Année de production : 2007
Interdit aux moins de 12 ans
Distribué par Walt Disney Studios Motion Pictures France
GONE BABY GONE est comme l’était Mystic River de Clint Eastwood : une adaptation d’un roman de Dennis Lehane.
Il y a donc quelques points communs entre ses deux films : la ville de Boston, les disparitions et la pédophilie. En effet, dans GONE BABY GONE, Amanda, une petite fille, disparaît. Sa tante, Bea, peu satisfaite par le travail de la police, engage un couple de jeunes détectives privés (Casey Affleck et Michelle Monaghan) pour qu’ils mènent leur propre enquête.

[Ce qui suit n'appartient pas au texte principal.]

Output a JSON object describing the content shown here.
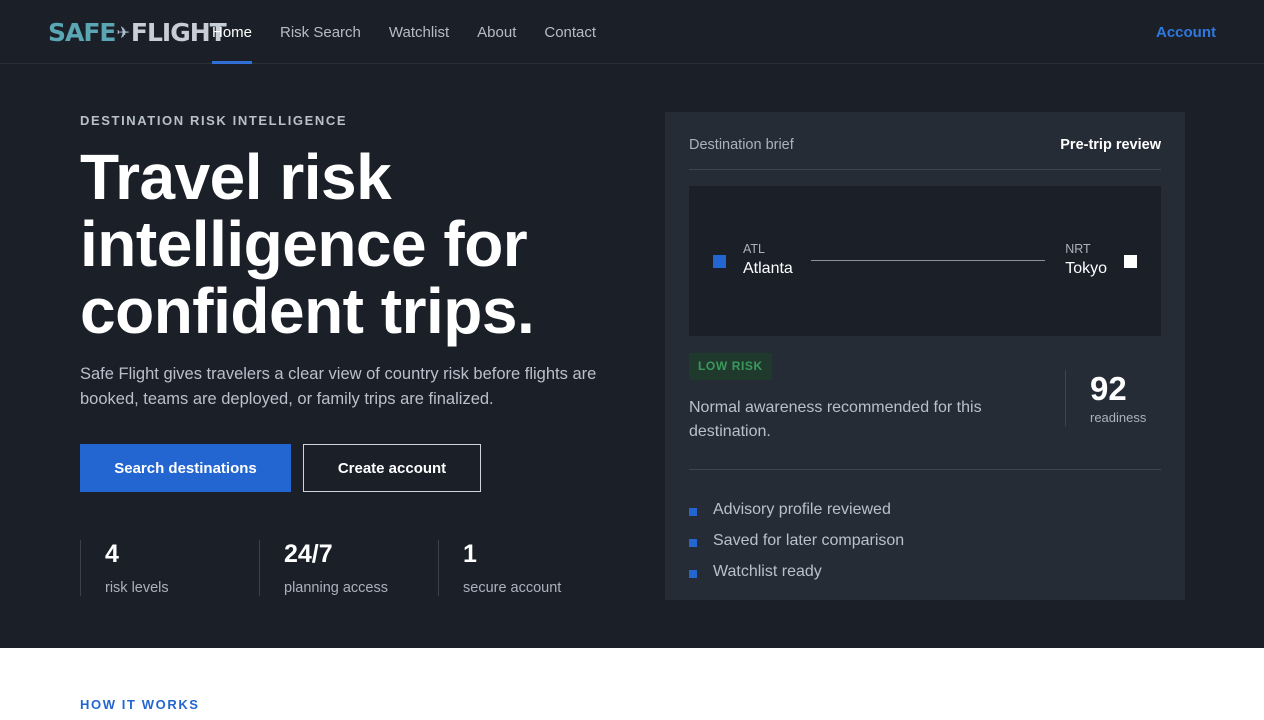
{
  "brand": {
    "logo_left": "SAFE",
    "logo_glyph": "✈",
    "logo_right": "FLIGHT"
  },
  "nav": {
    "items": [
      {
        "label": "Home",
        "active": true
      },
      {
        "label": "Risk Search"
      },
      {
        "label": "Watchlist"
      },
      {
        "label": "About"
      },
      {
        "label": "Contact"
      }
    ],
    "account": "Account"
  },
  "hero": {
    "eyebrow": "DESTINATION RISK INTELLIGENCE",
    "headline_line1": "Travel risk",
    "headline_line2": "intelligence for",
    "headline_line3": "confident trips.",
    "lede": "Safe Flight gives travelers a clear view of country risk before flights are booked, teams are deployed, or family trips are finalized.",
    "primary_cta": "Search destinations",
    "secondary_cta": "Create account",
    "stats": [
      {
        "value": "4",
        "label": "risk levels"
      },
      {
        "value": "24/7",
        "label": "planning access"
      },
      {
        "value": "1",
        "label": "secure account"
      }
    ]
  },
  "brief": {
    "title": "Destination brief",
    "mode": "Pre-trip review",
    "origin": {
      "code": "ATL",
      "city": "Atlanta"
    },
    "destination": {
      "code": "NRT",
      "city": "Tokyo"
    },
    "risk_badge": "LOW RISK",
    "risk_text": "Normal awareness recommended for this destination.",
    "score": "92",
    "score_label": "readiness",
    "checklist": [
      "Advisory profile reviewed",
      "Saved for later comparison",
      "Watchlist ready"
    ]
  },
  "section": {
    "how_it_works": "HOW IT WORKS"
  },
  "colors": {
    "accent": "#2466d1",
    "background": "#1b2028",
    "panel": "#262c36",
    "low_risk": "#3a9a5c"
  }
}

Le décor est vite planté. Il s’agit de la vie de Dorchester, un quartier (visiblement irlandais) plus que modeste de Boston avec tout ce que cela implique : drogues, alcool, maltraitance, misère intellectuelle, racisme et désoeuvrement. Ben Affleck (et son frère Casey, qui incarne le détective privé Patrick Kenzie) a grandi à Boston ; on peut immédiatement lire, au travers des images, l’attachement qu’il porte à cette ville et à ses habitants. On devine également qu’il porte un regard plein de compassion sur ses âmes perdues. Patrick Kenzie (Casey Affleck) est l’incarnation de cette compassion. Il a lui-même grandi en banlieue, et contrairement à la plupart de ses anciens camarades de classe, il a choisi le droit chemin, notamment influencé par une éducation religieuse marquée (à laquelle il se raccrochera de manière indirecte pour ne pas perdre pied face à ce qui l’attend).
Le positionnement de Patrick, face aux événements et aux gens, est finalement le ressors majeur de ce film. Il va se rapprocher d’Hélène, la maman d’Amanda (Amy Ryan), une droguée raciste et une mère indigne. Même si Patrick cherche de cette manière à glaner des informations, il sera le seul à défendre le statut de mère de cette femme. Connecté à la fois à la racaille locale et à certains policiers, il jouera un rôle clé dans l’affaire et sera encore une fois le seul à passer au delà des apparences simplistes de la situation. Tout au long du film, il se positionne face à des questions centrales : est-ce tout blanc ou tout noir ? Où est le bien, où est le mal ? Casey Affleck insuffle une belle épaisseur à ce personnage dans le doute, courageux, gentil et plutôt droit dans ses bottes.
Le film regorge de constats plutôt intéressants sur certaines réalités et notamment celle d’une police démissionnaire, désenchantée et qui s’est créée une nouvelle forme de justice en marge des lois (notion présente dans un clin d’oeil avec le nom du pub « Murphy’s Law », « La Loi de Murphy » en français, référence à la série de films mettant en scène un Charles Bronson qui se faisait justice lui-même dans des films de série B). Il n’est pas certain que Ben Affeck ait porté à l’écran le fruit de ses propres réflexions sur le sujet (étant donné le peu de justification sur le sujet lorsque nous le rencontrâmes en interview). Retranscrit-il simplement les positionnements de l’auteur Dennis Lehane ? On peut mettre, en revanche, sans aucun doute, au crédit de Ben Affleck, la réalisation aboutie et maîtrisée de ce film. Les plans sont soignés. Il y a de belles séquences accompagnées de musique au travers desquelles, comme nous l’avons dit plus haut, il nous transmet son amour pour le quartier de Dorchester et ses habitants. D’une manière générale, il mène son film dans un genre polar assez classique, mais ajoutant malheureusement une scène de face à face sur un toit, inutile et un peu convenue.
Quoi qu’il en soit, ne soyons pas trop durs avec le petit Ben car c’est un très bon premier film, captivant. Ben Affleck a particulièrement soigné son casting, avec en tête de liste Casey Affleck, en passe de devenir un grand acteur, surpassant probablement son aîné. Morgan Freeman et Ed Harris, tous deux dans des rôles policiers, sont à la hauteur de leur réputation d’acteurs confirmés et fiables.